Y CombinatorSelf-Play for LLMs, AI for Biology, Formal Verification, and More | YC Paper Club
At a glance
WHAT IT’S REALLY ABOUT
YC Paper Club explores biology AI, self-play, RAG, verification, hacks
- Protein language modeling is shown to follow scaling-law-like behavior when training data is massively expanded (e.g., metagenomics), enabling strong structure/function signals from sequence-only pretraining and even interpretable biological features.
- LLM self-play for formal math can plateau because “make it hard” rewards incentivize adversarially messy tasks; adding self-guidance and a learned/judged relatedness signal yields better gains than vanilla self-play or standard RL alone.
- Streaming RAG targets voice-agent latency by running retrieval during a user’s ongoing utterance, raising open research questions around when to trigger retrieval and how to decide partial-query sufficiency without wasting compute.
- Lean is presented as a core substrate for “verified intelligence,” spanning formal math, program verification, and even verified ML/compute kernels, with growing ecosystems (Mathlib) and practical tooling for correctness guarantees.
- Agentic coding workflows are reframed as real-time strategy: maximize parallelism via worktrees/agents, minimize human keystrokes/approval overhead, and build strong internal knowledge bases to compound speed gains despite higher token use.
IDEAS WORTH REMEMBERING
5 ideasProtein models can exhibit clean scaling behavior—if data scale is sufficient.
The talk highlights that earlier protein LMs plateaued, but ESM Cambrian/ESMC regained smooth improvements by expanding training data dramatically (e.g., from tens of millions to billions of sequences), suggesting “data walls” are often domain-specific rather than fundamental.
Sequence-only pretraining can nearly match structure-heavy pipelines in key settings.

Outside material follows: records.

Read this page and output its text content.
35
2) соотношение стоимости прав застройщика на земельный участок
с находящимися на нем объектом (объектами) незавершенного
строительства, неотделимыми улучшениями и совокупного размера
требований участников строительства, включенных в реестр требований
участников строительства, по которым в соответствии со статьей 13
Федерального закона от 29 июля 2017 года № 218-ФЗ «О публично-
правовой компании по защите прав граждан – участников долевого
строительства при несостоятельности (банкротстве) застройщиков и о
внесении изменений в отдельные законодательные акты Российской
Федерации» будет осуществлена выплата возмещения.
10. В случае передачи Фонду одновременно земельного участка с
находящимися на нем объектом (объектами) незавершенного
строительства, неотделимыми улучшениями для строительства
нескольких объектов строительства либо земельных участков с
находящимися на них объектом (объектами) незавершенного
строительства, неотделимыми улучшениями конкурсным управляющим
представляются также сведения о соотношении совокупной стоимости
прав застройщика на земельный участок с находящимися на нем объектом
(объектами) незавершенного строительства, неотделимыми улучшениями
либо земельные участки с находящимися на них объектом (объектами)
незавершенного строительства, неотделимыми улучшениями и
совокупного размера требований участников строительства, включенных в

ESMFold-style approaches that discard MSAs can approach AlphaFold-level performance on some complex prediction tasks, and can be especially competitive where MSAs are sparse or unhelpful (e.g., certain antibody contexts), while also improving throughput by avoiding alignment costs.
Inference-time compute is becoming a lever in biology too.
Looped/refinement architectures allow repeated passes at inference to improve structure predictions, paralleling test-time compute/sampling ideas in LLMs and reinforcing the general “scale compute” theme beyond pure training.
Interpretability tools from LLMs can transfer to protein models with meaningful biological features.
Sparse-coding/SAE analyses reportedly yield monosemantic-like directions spanning amino acids → motifs → domains → functions, enabling an “atlas” view of protein space and suggesting shared representation phenomena across modalities.
Vanilla self-play reward design can create ‘adversarial curricula’ that don’t teach useful skills.
If the conjecturer is rewarded for producing tasks that are merely hard, it can generate pathological, overly complex formal statements that break usefulness; the solver’s learning stagnates similarly to standard RL despite lots of synthetic task generation.
WORDS WORTH SAVING
5 quotesIf the full solution space F is F, training on known human solutions will limit you to some typical set H despite any feasible amount of test time compute or recursive self, um, improvement.
— Francois Chaubard
The actual paper title is right below that. But I mean, just a quick refresher, I'm sure everyone in this specific audience probably read Richard Sutton's famous article.
— Yasa Baig
So the promise for LLMs is I can take some-- I can train on a bunch of human data, I get to, like, human level, and then I can run loads of self-play and go far beyond that and hopefully solve really interesting problems with, with our models. But unfortunately, this is not how it works.
— Luke Bailey
Especially in voice, we care about this even more because from a human perspective, it's difficult to kind of actively catch hallucinations when you're listening to it compared to like when you're reading it over text.
— Arnab Maiti
You cannot fool this theorem prover.
— Robert George
High quality AI-generated summary created from speaker-labeled transcript.